Ever-increasingly, I have had the sense that things have not changed very much here since the great fall of communism. Most monuments have their sickles and hammers and sharp and clean-angled stars, while the people of this country still live their lives under relentless observation and scrutiny from police with too much power and not enough pay. Cities are still referred to by their Soviet-era names even though on paper they were changed when Communism dissolved. The streets are still named in honour of former communist heroes, like Lenin Street, which exists in almost every Russian city, big or small. Stately busts and beautiful mosaics of Mr. Vladimir still adorn many public spaces and train stations, and others have immense paintings from floor to ceiling, the most terrifying paintings you’ve ever seen, fiery scenes in red, black and white of labourers toiling while a windswept Mother of the Soviet Union’s beady black eyes stare sternly at those who walk past her, as if to say, “Work faster, work harder, work longer, and don’t you dare complain.” But I suppose this is to be expected. Russia has a long and brutal history, but they don’t ignore these ugly pasts, they remember, and wear their histories like scars of injuries they’ve endured. Maybe things are better now, or maybe they’re not. I can’t say for sure. Maybe all that has changed are the types of cars on the road, the Top 40 pop songs blaring on MTV Russia, or the length of lines at every MacDonald’s and Burger King, now booming businesses, revolving doors for the new and hungry Russian youth, Generation Capitalist, kids dressed in Guess and D&G, talking on their iphones as consuming, ever-consuming, always consuming. There is no questioning who won the latest war. In the short wake of the WW3, America reins supreme and she takes her spoils of war one Big Mac as a time. But of course, this is all just the same sad song sung everywhere to the same sad tune. Let’s all welcome Russia to the long list of American states.

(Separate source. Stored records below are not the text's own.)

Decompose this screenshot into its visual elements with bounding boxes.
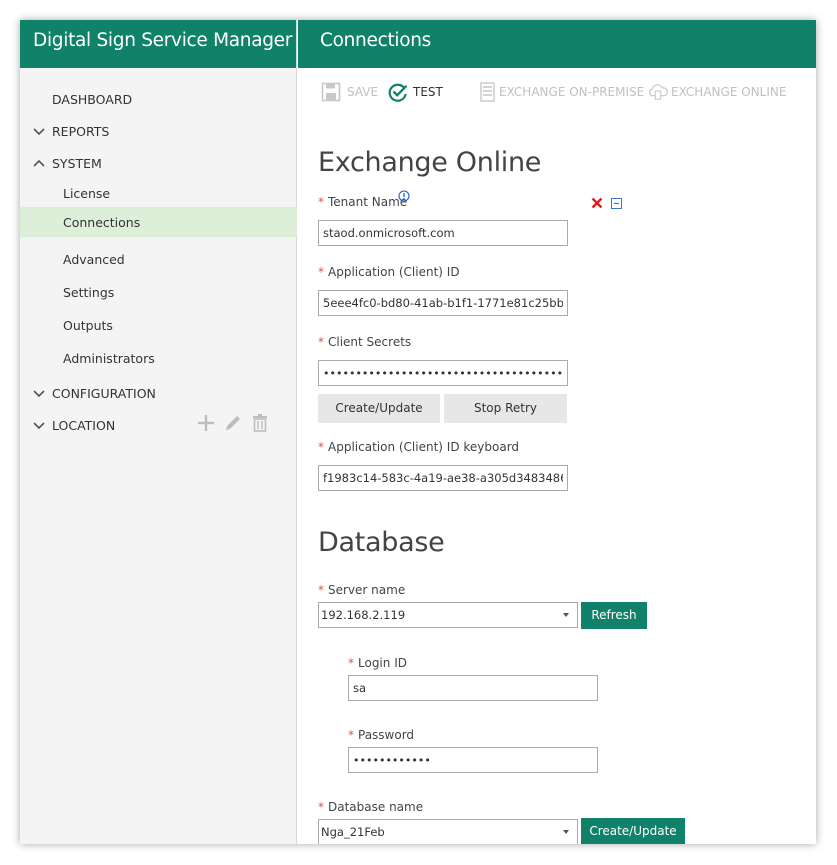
cloud-server-icon <box>649 84 668 100</box>
sidebar-item-configuration[interactable]: CONFIGURATION <box>20 379 297 409</box>
sidebar-item-connections[interactable]: Connections <box>20 207 297 237</box>
plus-icon[interactable] <box>196 413 216 433</box>
application-id-keyboard-label: * Application (Client) ID keyboard <box>318 440 519 454</box>
create-update-secret-button[interactable]: Create/Update <box>318 394 440 423</box>
label-text: Password <box>358 728 415 742</box>
login-id-label: * Login ID <box>348 656 407 670</box>
tenant-name-label: * Tenant Name <box>318 195 407 209</box>
client-secrets-input[interactable] <box>318 360 568 386</box>
sidebar-item-dashboard[interactable]: DASHBOARD <box>20 85 297 115</box>
database-title: Database <box>318 527 445 558</box>
chevron-up-icon <box>33 159 45 167</box>
app-title: Digital Sign Service Manager <box>33 30 293 51</box>
sidebar-item-label: Settings <box>63 285 115 300</box>
required-mark: * <box>318 440 324 454</box>
sidebar-item-label: SYSTEM <box>52 156 102 171</box>
sidebar-item-label: REPORTS <box>52 124 110 139</box>
server-name-select[interactable]: 192.168.2.119 <box>318 602 578 628</box>
required-mark: * <box>348 656 354 670</box>
sidebar: DASHBOARD REPORTS SYSTEM License Connect… <box>20 68 297 844</box>
create-update-database-button[interactable]: Create/Update <box>581 818 685 844</box>
sidebar-item-label: Advanced <box>63 252 125 267</box>
main-content: SAVE TEST EXCHANGE ON-PREMISE EXCHANGE O… <box>298 68 816 844</box>
sidebar-item-reports[interactable]: REPORTS <box>20 117 297 147</box>
chevron-down-icon <box>33 128 45 136</box>
database-name-label: * Database name <box>318 800 423 814</box>
required-mark: * <box>348 728 354 742</box>
sidebar-item-system[interactable]: SYSTEM <box>20 149 297 179</box>
server-name-label: * Server name <box>318 583 405 597</box>
client-secrets-label: * Client Secrets <box>318 335 411 349</box>
chevron-down-icon <box>563 830 569 834</box>
password-label: * Password <box>348 728 414 742</box>
label-text: Client Secrets <box>328 335 412 349</box>
trash-icon[interactable] <box>250 413 270 433</box>
sidebar-item-advanced[interactable]: Advanced <box>20 245 297 275</box>
label-text: Login ID <box>358 656 407 670</box>
application-id-label: * Application (Client) ID <box>318 265 460 279</box>
sidebar-item-outputs[interactable]: Outputs <box>20 311 297 341</box>
sidebar-item-label: Administrators <box>63 351 155 366</box>
label-text: Database name <box>328 800 424 814</box>
exchange-online-label: EXCHANGE ONLINE <box>671 85 787 99</box>
check-circle-icon <box>388 83 408 102</box>
application-id-keyboard-input[interactable] <box>318 465 568 491</box>
sidebar-item-settings[interactable]: Settings <box>20 278 297 308</box>
application-id-input[interactable] <box>318 290 568 316</box>
exchange-online-title: Exchange Online <box>318 147 542 178</box>
sidebar-item-license[interactable]: License <box>20 179 297 209</box>
label-text: Application (Client) ID keyboard <box>328 440 520 454</box>
required-mark: * <box>318 800 324 814</box>
sidebar-item-administrators[interactable]: Administrators <box>20 344 297 374</box>
sidebar-item-label: LOCATION <box>52 418 116 433</box>
sidebar-item-label: CONFIGURATION <box>52 386 156 401</box>
required-mark: * <box>318 265 324 279</box>
stop-retry-button[interactable]: Stop Retry <box>444 394 567 423</box>
login-id-input[interactable] <box>348 675 598 701</box>
password-input[interactable] <box>348 747 598 773</box>
pencil-icon[interactable] <box>223 413 243 433</box>
page-header: Connections <box>298 20 816 68</box>
tenant-name-input[interactable] <box>318 220 568 246</box>
app-header: Digital Sign Service Manager <box>20 20 297 68</box>
info-icon[interactable] <box>398 190 410 202</box>
database-name-select[interactable]: Nga_21Feb <box>318 819 578 844</box>
refresh-button[interactable]: Refresh <box>581 602 647 629</box>
chevron-down-icon <box>33 422 45 430</box>
save-icon <box>321 82 341 102</box>
sidebar-item-label: License <box>63 186 111 201</box>
app-window: Digital Sign Service Manager Connections… <box>20 20 816 844</box>
label-text: Server name <box>328 583 406 597</box>
server-icon <box>480 82 495 102</box>
required-mark: * <box>318 335 324 349</box>
label-text: Application (Client) ID <box>328 265 460 279</box>
required-mark: * <box>318 583 324 597</box>
collapse-icon[interactable] <box>611 198 622 209</box>
sidebar-item-label: Connections <box>63 215 141 230</box>
chevron-down-icon <box>563 613 569 617</box>
close-icon[interactable] <box>591 197 603 209</box>
save-label: SAVE <box>347 85 379 99</box>
sidebar-item-label: DASHBOARD <box>52 92 133 107</box>
exchange-onpremise-label: EXCHANGE ON-PREMISE <box>499 85 645 99</box>
chevron-down-icon <box>33 390 45 398</box>
location-tools <box>196 413 276 433</box>
server-name-value: 192.168.2.119 <box>321 608 406 622</box>
page-title: Connections <box>320 30 432 51</box>
sidebar-item-label: Outputs <box>63 318 113 333</box>
test-label: TEST <box>413 85 443 99</box>
required-mark: * <box>318 195 324 209</box>
database-name-value: Nga_21Feb <box>321 825 385 839</box>
label-text: Tenant Name <box>328 195 408 209</box>
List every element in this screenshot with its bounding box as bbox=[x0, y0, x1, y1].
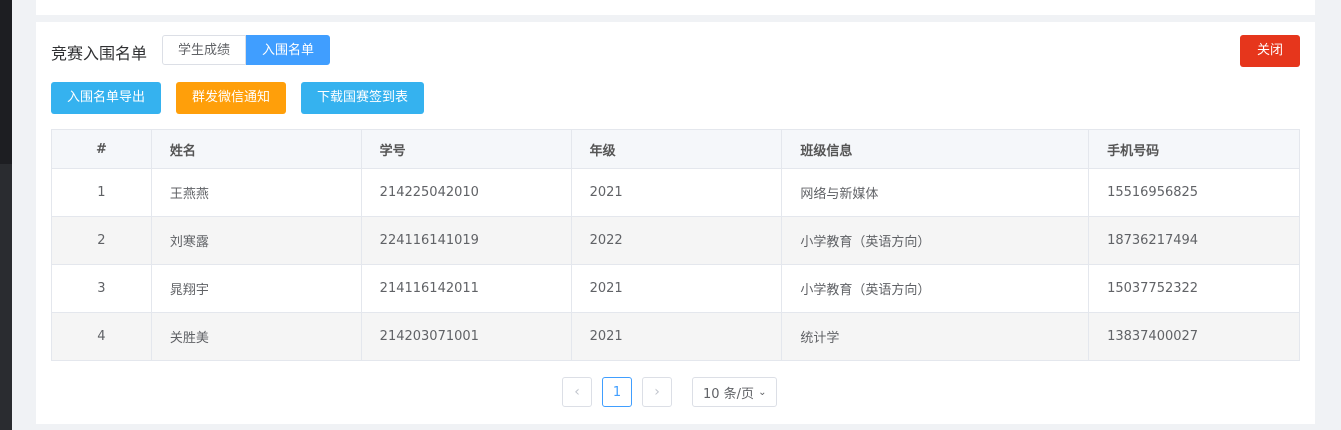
cell-grade: 2021 bbox=[570, 264, 783, 313]
cell-phone: 13837400027 bbox=[1088, 312, 1300, 361]
cell-class: 网络与新媒体 bbox=[781, 168, 1090, 217]
cell-class: 小学教育（英语方向） bbox=[781, 264, 1090, 313]
table-row[interactable]: 2 刘寒露 224116141019 2022 小学教育（英语方向） 18736… bbox=[51, 216, 1300, 265]
wechat-notify-button[interactable]: 群发微信通知 bbox=[176, 82, 287, 114]
table-row[interactable]: 4 关胜美 214203071001 2021 统计学 13837400027 bbox=[51, 312, 1300, 361]
next-page-button[interactable]: › bbox=[642, 377, 672, 407]
pagination: ‹ 1 › 10 条/页 ⌄ bbox=[562, 377, 778, 407]
tab-group: 学生成绩 入围名单 bbox=[162, 35, 331, 65]
close-button[interactable]: 关闭 bbox=[1240, 35, 1300, 67]
cell-name: 王燕燕 bbox=[150, 168, 362, 217]
shortlist-table: # 姓名 学号 年级 班级信息 手机号码 1 王燕燕 214225042010 … bbox=[51, 129, 1300, 361]
left-dark-strip bbox=[0, 0, 12, 430]
page-size-select[interactable]: 10 条/页 ⌄ bbox=[692, 377, 778, 407]
chevron-right-icon: › bbox=[654, 384, 660, 400]
cell-phone: 15516956825 bbox=[1088, 168, 1300, 217]
page-size-label: 10 条/页 bbox=[703, 386, 755, 402]
cell-phone: 15037752322 bbox=[1088, 264, 1300, 313]
cell-index: 2 bbox=[51, 216, 152, 265]
shortlist-panel: 竞赛入围名单 学生成绩 入围名单 关闭 入围名单导出 群发微信通知 下载国赛签到… bbox=[36, 22, 1315, 424]
cell-index: 1 bbox=[51, 168, 152, 217]
column-header-student-id[interactable]: 学号 bbox=[360, 129, 572, 169]
cell-student-id: 224116141019 bbox=[360, 216, 572, 265]
cell-grade: 2022 bbox=[570, 216, 783, 265]
chevron-left-icon: ‹ bbox=[574, 384, 580, 400]
tab-shortlist[interactable]: 入围名单 bbox=[246, 35, 331, 65]
table-row[interactable]: 1 王燕燕 214225042010 2021 网络与新媒体 155169568… bbox=[51, 168, 1300, 217]
cell-student-id: 214225042010 bbox=[360, 168, 572, 217]
export-shortlist-button[interactable]: 入围名单导出 bbox=[51, 82, 162, 114]
cell-class: 小学教育（英语方向） bbox=[781, 216, 1090, 265]
tab-student-scores[interactable]: 学生成绩 bbox=[162, 35, 247, 65]
table-header-row: # 姓名 学号 年级 班级信息 手机号码 bbox=[51, 129, 1300, 169]
download-signin-sheet-button[interactable]: 下载国赛签到表 bbox=[301, 82, 425, 114]
cell-name: 关胜美 bbox=[150, 312, 362, 361]
cell-index: 4 bbox=[51, 312, 152, 361]
chevron-down-icon: ⌄ bbox=[758, 386, 767, 398]
table-row[interactable]: 3 晁翔宇 214116142011 2021 小学教育（英语方向） 15037… bbox=[51, 264, 1300, 313]
column-header-name[interactable]: 姓名 bbox=[150, 129, 362, 169]
cell-grade: 2021 bbox=[570, 312, 783, 361]
prev-page-button[interactable]: ‹ bbox=[562, 377, 592, 407]
cell-student-id: 214203071001 bbox=[360, 312, 572, 361]
action-bar: 入围名单导出 群发微信通知 下载国赛签到表 bbox=[51, 82, 425, 114]
cell-grade: 2021 bbox=[570, 168, 783, 217]
cell-index: 3 bbox=[51, 264, 152, 313]
column-header-phone[interactable]: 手机号码 bbox=[1088, 129, 1300, 169]
cell-phone: 18736217494 bbox=[1088, 216, 1300, 265]
page-title: 竞赛入围名单 bbox=[51, 44, 148, 63]
page-number-button[interactable]: 1 bbox=[602, 377, 632, 407]
cell-class: 统计学 bbox=[781, 312, 1090, 361]
cell-name: 晁翔宇 bbox=[150, 264, 362, 313]
column-header-index[interactable]: # bbox=[51, 129, 152, 169]
left-dark-strip-lower bbox=[0, 164, 12, 430]
column-header-grade[interactable]: 年级 bbox=[570, 129, 783, 169]
cell-student-id: 214116142011 bbox=[360, 264, 572, 313]
column-header-class[interactable]: 班级信息 bbox=[781, 129, 1090, 169]
cell-name: 刘寒露 bbox=[150, 216, 362, 265]
top-card bbox=[36, 0, 1315, 15]
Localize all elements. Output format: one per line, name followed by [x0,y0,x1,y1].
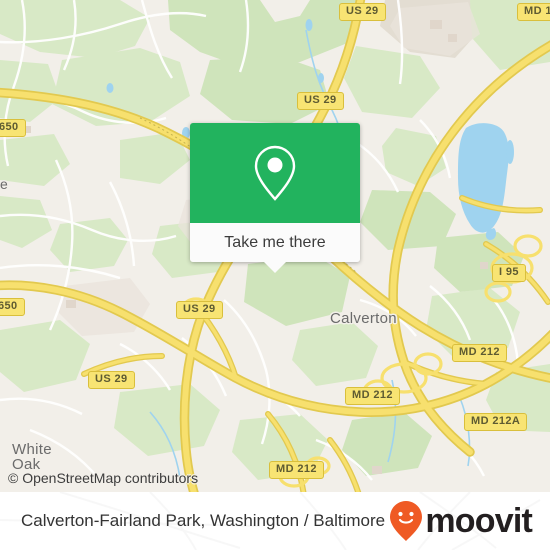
map-canvas[interactable]: Calverton White Oak e US 29 MD 1 US 29 6… [0,0,550,492]
shield-us-29-lower[interactable]: US 29 [88,371,135,389]
shield-us-29-upper[interactable]: US 29 [297,92,344,110]
poi-callout-card[interactable]: Take me there [190,123,360,273]
callout-tail [264,262,286,273]
take-me-there-button[interactable]: Take me there [224,234,325,252]
shield-md-212-south[interactable]: MD 212 [345,387,400,405]
poi-card-footer[interactable]: Take me there [190,223,360,273]
shield-md-1-top-right[interactable]: MD 1 [517,3,550,21]
poi-card-header [190,123,360,223]
map-pin-icon [254,145,296,201]
moovit-wordmark: moovit [425,502,532,540]
shield-md-212-bottom[interactable]: MD 212 [269,461,324,479]
shield-md-212a[interactable]: MD 212A [464,413,528,431]
shield-md-212-east[interactable]: MD 212 [452,344,507,362]
footer-bar: Calverton-Fairland Park, Washington / Ba… [0,492,550,550]
shield-md-650-lower[interactable]: 650 [0,298,25,316]
moovit-smiley-pin-icon [390,501,423,541]
osm-attribution[interactable]: © OpenStreetMap contributors [8,470,198,486]
shield-us-29-top[interactable]: US 29 [339,3,386,21]
page-title: Calverton-Fairland Park, Washington / Ba… [21,511,386,530]
shield-i-95[interactable]: I 95 [492,264,526,282]
moovit-logo[interactable]: moovit [389,500,533,542]
shield-us-29-mid[interactable]: US 29 [176,301,223,319]
shield-md-650-left[interactable]: 650 [0,119,26,137]
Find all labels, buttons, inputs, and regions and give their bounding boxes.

It’s time for acknowledgements and a quick recap. In St. Petersburg I enjoyed the company of two outrageous and rowdy Brazilians. Felipe practised his Drago punch and clipped a wine glass in a swanky resturant disrupting the entire place and embarrassing me while he smiled and pretended like nothing had happened. Eduardo was so transfixed by a passing St.Petersburg beauty that he walked directly face-first into a roadside eavestrough. I met a young guy, a sailor from the Shetlands who almost seemed unfamiliar with the firmness of still land and the societies of man, and as we hiked around the city he talked endlessly about the sea and stopped to explain every detail of every boat that floated by or was tied down in the canals of the city. He was a great character and he’s already lived a long life far exceeding his 23 years. In Moscow, while waiting for my Mongolian visa to come through, I was taken on a tour by a friend of a friend to see a different side of the city. I saw the artistic and young, the fashionistas who make up Moscow’s architecture community. I then met up with Nick, a man on a mission. He’s attempting a journey over land and sea back to New Zealand. He’s been travelling off and on for more than a year and a half and he’s happy to be headed home. He’s a great guy and a smart and capable traveller. I’t's nice to have a person to travel with especially in a country as potentially daunting as Russia. We’ll probably travel to China together before he will head south and I will head to my home away from home in South Korea. My Mongolian visa was approved so all systems are go. Nick and I are couch surfing with a delightful Russian couple called Alexiy and Yulia who have invited us into their quaint but beautiful apartment,toured us around town, fed us delicious fried chicken, sausage and potatoes and shared their bounty of cognac. Life is good. Time to sleep again, if I can.